The following is an excerpt from the book The Costs of Living: How Market Freedom erodes the best things in Life (1994), by Swarthmore Psychology Professor Barry Schwartz.
"As this economic imperialism continues to occur, each of these domains of activity [i.e. professions such as lawyer, doctor and professional athlete] is eroded as a distinct practice; its goods are replaced by economic goods.
"Another example of this process...is education. The goal of education is to impart knowledge and develop in people the ability to think critically. Education at its best creates well-informed, responsible, concerned citizens. Education at its best is essential both for the well-being of our economy and for the well-being of our democracy. What happens to the practice of education as increasing competition among member of society for material resources leads to increasing competition for good (that is, high-paying) jobs? In response to this competition, employers keep creating new educational hurdles that must be jumped before job entry in possible. These hurdles have a profound effect on the way people view education. With education closely tied to job entry, job training, and material success, it becomes an 'investment' (literally, not metaphorically) in your future. The money spent on school is expected to be returned, with interest, later on. You start putting a dollar value on a college degree by surveying the salaries paid on the jobs to which it gives access.

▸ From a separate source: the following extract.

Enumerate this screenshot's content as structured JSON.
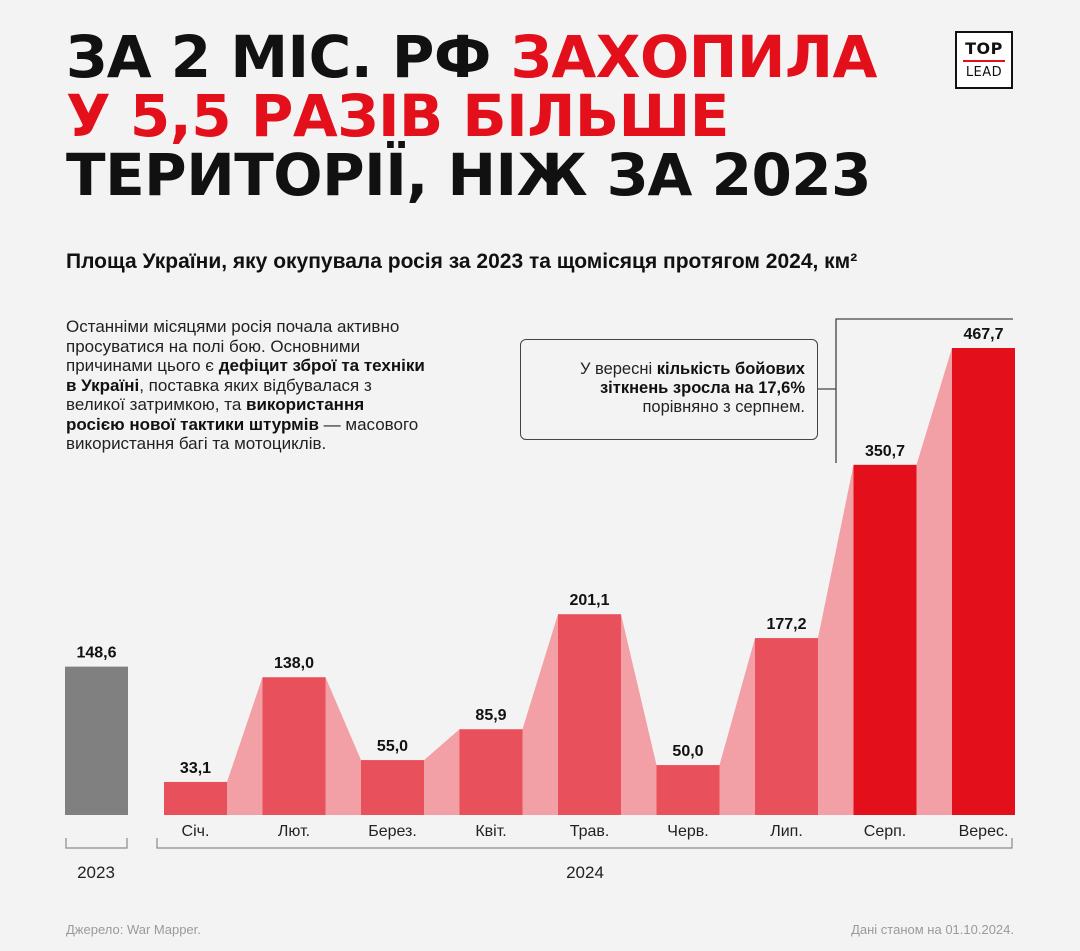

"It is easy to imagine deciding whether or where to go to college by engaging in the following kind of calculations: A degree from the state university will cost $40,000. If you took that money and invested it, and entered the job market four years earlier than you otherwise would, would the interest on the investment coupled with the four extra years of earning power compensate for the higher-paying jobs forgone? If the answer to this question is yes, you don't go to college. Or perhaps the calculations might go like this: Harvard will cost $100,000, while the state university will cost $40,000. Will the job opportunities provided by a Harvard degree pay back the extra $60,000 invested? If the answer to this question is no, then you might go to college, but you won't go to Harvard.
"Once people start thinking about education in these terms--as an economic investment--it affects what they want out of education, and thus how they evaluate what they get. Suppose people stop valuing knowledge as an end to itself, or as an essential ingredient in the making of mature, responsible citizens, and start valuing it only as a means to material ends. If enough people assess their education in this way, what actually goes on in the college classroom will change. Colleges and universities will have to be sensitive to market demand; they will have to provide what students want, or the students will go elsewhere. The goal of education will shift from creating well-informed, responsible citizens to creating skilled, high-income workers. And in pursuit of that goal, the institution will change what it does. The very practice of education defined as are all practices, byt he goals that direct it, will lose its disticitiveness. It will simply become a part of the economy, an input, a cost to be factored in when the economic consequences of various possible life decisions are evaluated. To the extent that this 'economization' of education occurs (and it already has at many if not most of our universities--even the 'elite' ones), the practice of education will cease to be a counterforce to the pursuit of self-interest that governs behavior int he marketplace."
I feel this excerpt dictates what we will lose if education becomes a means to an end; if education is simply about getting a job. To take it furter--if a job is a means to an end; a job is simply about getting paid in order to by things, what are we really after in our society. It seems all our actions are a means to achieve money and the ability to buy things. Is that what we want? Are the best things in lufe those you can purchase?
Think about what you value most in life and if it can be purchased? For me things education is about the pursuit of knowledge for its own sake and we must appreciate learning for learning not just because it's going to buy is things we think we need.
Further this passage relates to the case of Annemarie Bean discussed last week. Whereas she may have contributed to the overall culture and character of her college, some students were not getting what they thought they should be getting so she was let go. Colleges and universities must be careful especially in this consumer culture, where we (mslef included) often tend to believe that we can have everything. It's not true and we must understand that our preconceived notions of what a college or a particular class is supposed to be like may not be correct. And instead of finding fault with the institution we must take a look at ourselves and ask what we are really trying to get out of college: Is it a path towards more money? Or is it about the experience of learning in an institution with others who are also there to learn and grow intellectually.
I understand that change is part of the process and colleges must change as knowledge changes but we must fully assess ourselves and the goals of our institution before we mold our higher education system as a mirror of the economic system.